Thursday, December 3, 2009

Dance in New Media: Cirque du Soleil & Beatles "Love"

Today's example of dance in new media - Cirque du Soleil and the Beatles' Love - is actually presented in a traditional forum - the theater stage. Although this is a traditional venue, the aesthetic approach is very novel. Premiering in 2006 and currently performed at the Mirage Hotel's Love Theater in Las Vegas, Love is the artful mesh created by bringing street dancing into the same arena as the circus arts. It fuses elements of bboying and popping with acrobatics to convey concrete emotions in abstract set pieces. (Photo above is taken from the Wikipedia entry for the show.)

You can see the official website for "Love" here:

The show is an abstract emotional journey through the music of the Beatles. Set in non-chronological order, we follow various characters through set pieces originating from well-known songs such Lucy in the Sky with Diamonds and Eleanor Rigby. While there isn't a concrete narrative, the Cirque creators pieced together a compelling palette of acrobatics, street dance, extreme sports, clowning and pantomime. For street dancers, what we see is a new perspective on our styles as seen through a different lens. Take the Walrus character as an example. The title hero from I Am the Walrus appears as an energetic, tatooed free spirit who cavorts around the stage. He uses elements of waving, body isolations, and dimestops in his performance. For a show that has a cast of many colorful characters, it's flattering to see this Walrus character being embodied by a street dance performer. His dance becomes the signature of his personality. And by this distinction, he stands out. It's a wonderful realization to see a concrete character created from an amalgam of popping-inspired movements.
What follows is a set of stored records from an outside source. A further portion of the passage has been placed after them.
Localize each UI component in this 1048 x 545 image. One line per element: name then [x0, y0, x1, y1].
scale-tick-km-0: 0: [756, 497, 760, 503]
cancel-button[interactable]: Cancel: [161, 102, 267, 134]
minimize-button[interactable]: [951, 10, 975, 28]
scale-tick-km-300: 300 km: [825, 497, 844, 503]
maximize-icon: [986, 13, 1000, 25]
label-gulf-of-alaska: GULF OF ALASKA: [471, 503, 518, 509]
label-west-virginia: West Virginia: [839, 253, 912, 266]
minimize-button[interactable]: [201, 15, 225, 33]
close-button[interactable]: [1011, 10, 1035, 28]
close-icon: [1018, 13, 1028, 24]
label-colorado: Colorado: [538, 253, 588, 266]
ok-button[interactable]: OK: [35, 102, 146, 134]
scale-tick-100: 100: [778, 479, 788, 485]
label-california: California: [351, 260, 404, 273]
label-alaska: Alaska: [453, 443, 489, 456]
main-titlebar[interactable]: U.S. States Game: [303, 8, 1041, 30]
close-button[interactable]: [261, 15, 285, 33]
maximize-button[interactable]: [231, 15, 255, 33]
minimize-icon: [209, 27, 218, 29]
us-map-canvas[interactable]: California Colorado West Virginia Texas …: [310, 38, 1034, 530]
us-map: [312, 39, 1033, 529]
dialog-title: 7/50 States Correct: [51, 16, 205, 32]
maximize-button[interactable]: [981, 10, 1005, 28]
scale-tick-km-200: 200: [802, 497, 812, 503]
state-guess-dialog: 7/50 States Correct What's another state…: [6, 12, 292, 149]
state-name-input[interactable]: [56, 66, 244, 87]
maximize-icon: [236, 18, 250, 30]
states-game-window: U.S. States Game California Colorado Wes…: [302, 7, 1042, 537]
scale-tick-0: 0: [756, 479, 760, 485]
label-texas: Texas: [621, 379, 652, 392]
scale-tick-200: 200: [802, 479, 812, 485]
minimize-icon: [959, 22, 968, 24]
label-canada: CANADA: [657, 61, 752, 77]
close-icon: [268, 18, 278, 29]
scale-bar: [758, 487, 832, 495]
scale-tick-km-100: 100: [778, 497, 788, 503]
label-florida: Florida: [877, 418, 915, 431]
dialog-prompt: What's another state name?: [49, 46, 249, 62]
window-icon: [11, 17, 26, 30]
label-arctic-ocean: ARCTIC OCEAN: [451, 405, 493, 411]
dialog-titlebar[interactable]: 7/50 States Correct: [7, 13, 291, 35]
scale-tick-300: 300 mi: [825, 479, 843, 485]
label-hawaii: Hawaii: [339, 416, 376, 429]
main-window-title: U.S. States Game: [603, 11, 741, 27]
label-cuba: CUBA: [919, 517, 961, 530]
Bboying takes center stage during the Something piece in which a shirtless man finds himself bouncing back and forth between four female high-wire acrobats. As George Harrison sings the lyrics, our male hero on stage covers the floor with seamless floorwork, freezes, and power moves that convey his emotional turmoil. He can't hold on to any of the ladies floating in and out of his life. Perhaps he's racked by the fleeting nature of young love. The female high-wire acrobats swing to and fro around him, often just passing barely out of his grasp as they fly higher into the air on their trapezes. There are moments where are hero finds a brief second of human contact with a female companion. But it doesn't last. And it's heartbreaking. Rarely have we seen bboying used to convey emotions in a story context, especially the fragile nature of young love.

So what does this mean for street dancing in this new theatrical context? It means that we can reinterpret bboying, popping, and locking in a storytelling format while bringing something new to the table. The dynamic nature of Love makes street dance a welcome part of the show, as it adds a degree of performance that circus arts can't provide. Perhaps the Cirque creators realized this when they conceived of the show. The raw energy and illusional nature of our styles fits very well in this context without relying on a "street" or "urban" exterior. After all, Love isn't tied to traditionally seen hip hop locales such as Brooklyn or the Bronx. Maybe it took the outside perspective of the Cirque creators to bring our street dance styles to this new stage. They've reinterpreted them and opened the door for new stories to tell.